Refactor as you see fit
There’s the myth that engineers want to constantly refactor for esthetic reasons and that PMs must constantly fight such efforts. My experience is that this is a terrible dynamic:
- You, as an engineer, should refactor code as you see fit – you are free to take shortcuts and hack things for a quick launch, but you’re ultimately the owner of your code. If you pile terrible hacks, they will eventually break and you’ll be on the hook to maintain and clean it up. Large refactoring is always the result of a plethora of minor refactorings not being done.
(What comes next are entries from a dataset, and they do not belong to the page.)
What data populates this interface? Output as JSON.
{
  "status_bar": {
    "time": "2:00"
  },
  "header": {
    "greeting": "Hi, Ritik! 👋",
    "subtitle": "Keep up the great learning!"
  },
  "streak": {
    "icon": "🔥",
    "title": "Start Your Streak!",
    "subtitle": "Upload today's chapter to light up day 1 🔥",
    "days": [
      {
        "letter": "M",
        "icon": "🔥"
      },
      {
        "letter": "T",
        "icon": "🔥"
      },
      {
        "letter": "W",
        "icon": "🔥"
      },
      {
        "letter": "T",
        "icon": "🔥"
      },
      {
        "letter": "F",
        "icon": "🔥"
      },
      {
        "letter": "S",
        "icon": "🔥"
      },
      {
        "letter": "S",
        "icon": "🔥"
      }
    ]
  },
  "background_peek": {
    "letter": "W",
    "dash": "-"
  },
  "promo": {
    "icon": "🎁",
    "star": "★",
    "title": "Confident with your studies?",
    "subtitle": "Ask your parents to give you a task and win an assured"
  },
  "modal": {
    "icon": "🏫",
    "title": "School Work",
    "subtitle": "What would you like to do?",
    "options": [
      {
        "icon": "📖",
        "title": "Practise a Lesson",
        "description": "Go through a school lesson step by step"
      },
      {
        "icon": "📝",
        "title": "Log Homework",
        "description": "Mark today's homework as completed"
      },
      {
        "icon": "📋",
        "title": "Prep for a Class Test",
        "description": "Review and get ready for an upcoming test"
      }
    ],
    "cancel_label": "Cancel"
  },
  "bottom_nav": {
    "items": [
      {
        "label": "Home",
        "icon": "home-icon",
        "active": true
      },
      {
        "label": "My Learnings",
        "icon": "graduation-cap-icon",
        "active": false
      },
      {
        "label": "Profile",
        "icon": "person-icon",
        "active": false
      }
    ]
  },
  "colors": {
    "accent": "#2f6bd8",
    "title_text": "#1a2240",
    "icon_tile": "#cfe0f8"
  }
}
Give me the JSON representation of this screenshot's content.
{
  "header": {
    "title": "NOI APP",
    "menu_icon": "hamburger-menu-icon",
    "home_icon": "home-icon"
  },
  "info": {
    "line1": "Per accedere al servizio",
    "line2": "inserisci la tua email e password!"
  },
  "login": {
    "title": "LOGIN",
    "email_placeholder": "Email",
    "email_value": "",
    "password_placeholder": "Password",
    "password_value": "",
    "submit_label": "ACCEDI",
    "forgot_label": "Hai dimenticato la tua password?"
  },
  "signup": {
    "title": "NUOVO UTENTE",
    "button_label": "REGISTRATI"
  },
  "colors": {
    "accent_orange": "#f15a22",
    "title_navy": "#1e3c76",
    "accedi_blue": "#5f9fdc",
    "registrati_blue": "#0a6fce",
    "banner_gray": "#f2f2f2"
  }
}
- You, as an engineer, are responsible for shipping features fast – so you have to balance tech debt with time to ship. If your goal is to have a perfect and shiny system, you won’t be able to deliver well for the company. The answer is that you should have some amount of tech debt and have to figure out what the right amount is
A few consequences of the above:
- You have to find the right balance between cutting corners and long term productivity. Be reasonable, gather data from other stakeholders (product, sales etc.) to do the right trade-offs at the company level – if you don’t, someone else will and the decision might be sub-optimal for the company
- If you want to truly prove that you can lead a large system in a complex and constantly evolving landscape, you have to stick to your system for longer than a year or two – this is why it’s hard to evaluate a candidate that job hop every 2 years, it’s unclear if their work was actually good and/or if they can maintain/evolve a large scale system.
Last but not least, the optimal amount of tech debt will evolve over time – e.g. the cost of tech debt in a small startup is smaller than in a large company that has a large engineer org and tons of systems/products. This is why it’s important for you to understand companies (and other functions) priorities when deciding when to hack and/or refactor.